Philip O’Sullivan, chief economist at Investec Ireland, said the ECB’s main interest rates, which are close to zero, will only start to rise in the spring of 2019 because inflation in the eurozone remains muted.
“There is good news for Irish businesses and Irish households,” he said.
The timing of any rate rise will have a lot to do with the outlook of crude oil prices, but the ECB would not likely start hiking rates before 2018, said Alan McQuaid, chief economist at Merrion Capital.
“My personal view is that the ECB won’t countenance a rate rise for at least two years,” said David McNamara, economist at Davy Stockbrokers.
As the economy boomed, the year-end exchequer figures published yesterday showed the State took in €45.6bn in tax revenue last year, €3.3bn more than it had anticipated a year earlier.

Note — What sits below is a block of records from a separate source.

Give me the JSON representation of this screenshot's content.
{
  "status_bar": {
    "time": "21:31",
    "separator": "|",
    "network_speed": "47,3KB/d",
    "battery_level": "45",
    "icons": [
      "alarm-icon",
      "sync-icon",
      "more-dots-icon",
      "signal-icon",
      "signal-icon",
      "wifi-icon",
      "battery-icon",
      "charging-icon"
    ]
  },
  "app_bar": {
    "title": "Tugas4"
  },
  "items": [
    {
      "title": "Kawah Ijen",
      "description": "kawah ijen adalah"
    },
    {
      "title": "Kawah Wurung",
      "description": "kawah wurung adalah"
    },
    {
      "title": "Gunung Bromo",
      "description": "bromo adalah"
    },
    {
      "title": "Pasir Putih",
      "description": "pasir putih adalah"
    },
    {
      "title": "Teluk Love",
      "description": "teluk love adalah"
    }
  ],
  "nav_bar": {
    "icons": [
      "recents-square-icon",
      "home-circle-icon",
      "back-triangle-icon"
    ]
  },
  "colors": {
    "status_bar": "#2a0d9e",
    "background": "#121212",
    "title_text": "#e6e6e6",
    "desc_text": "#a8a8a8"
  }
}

About 70%, or €2.3bn, of the unexpected haul was accounted for by an unexpected surge in corporate tax receipts.
Company tax receipts may have climbed because Irish-based exporters boosted by a slump in the euro had a record year, and paid more taxes on increased profits to the exchequer as a result.
However, amid the enduring mystery about the exact nature of the corporate tax bounty, Finance Minister Michael Noonan and budget minister Brendan Howlin told reporters they were satisfied most parts of the economy were performing well.
Saying the Government’s budget sums did not rely on corporate tax receipts, the ministers predicted that Ireland, under how the EU measures annual deficits, would strike a balanced budget in 2017, meaning the door was open to whoever formed the next government to spend more on improving frayed public services.
Most analysts say such is the momentum of the economy and the pace of growing tax revenues that the budget will be in balance this year.
Despite the Government’s pre-election spending spree, the booming economy helped reduce the budget deficit sharply to 1.5% of GDP in 2015, said Dermot O’Leary, chief economist at Goodbody Stockbrokers, and “balance is now in sight”.
Chambers Ireland said the priority should now be on reducing the country’s debt burden and using the growing tax revenues “to invest in the capital infrastructure necessary to support future economic growth”.
“A note of caution is if we become over-reliant on rising corporate tax receipts,” said Peter Vale, tax partner at Grant Thornton.
However, Mr Vale added: “All the indications are that we will see an even better performance in 2016 as the domestic economy grows further and Ireland continues to remain attractive to international investment.”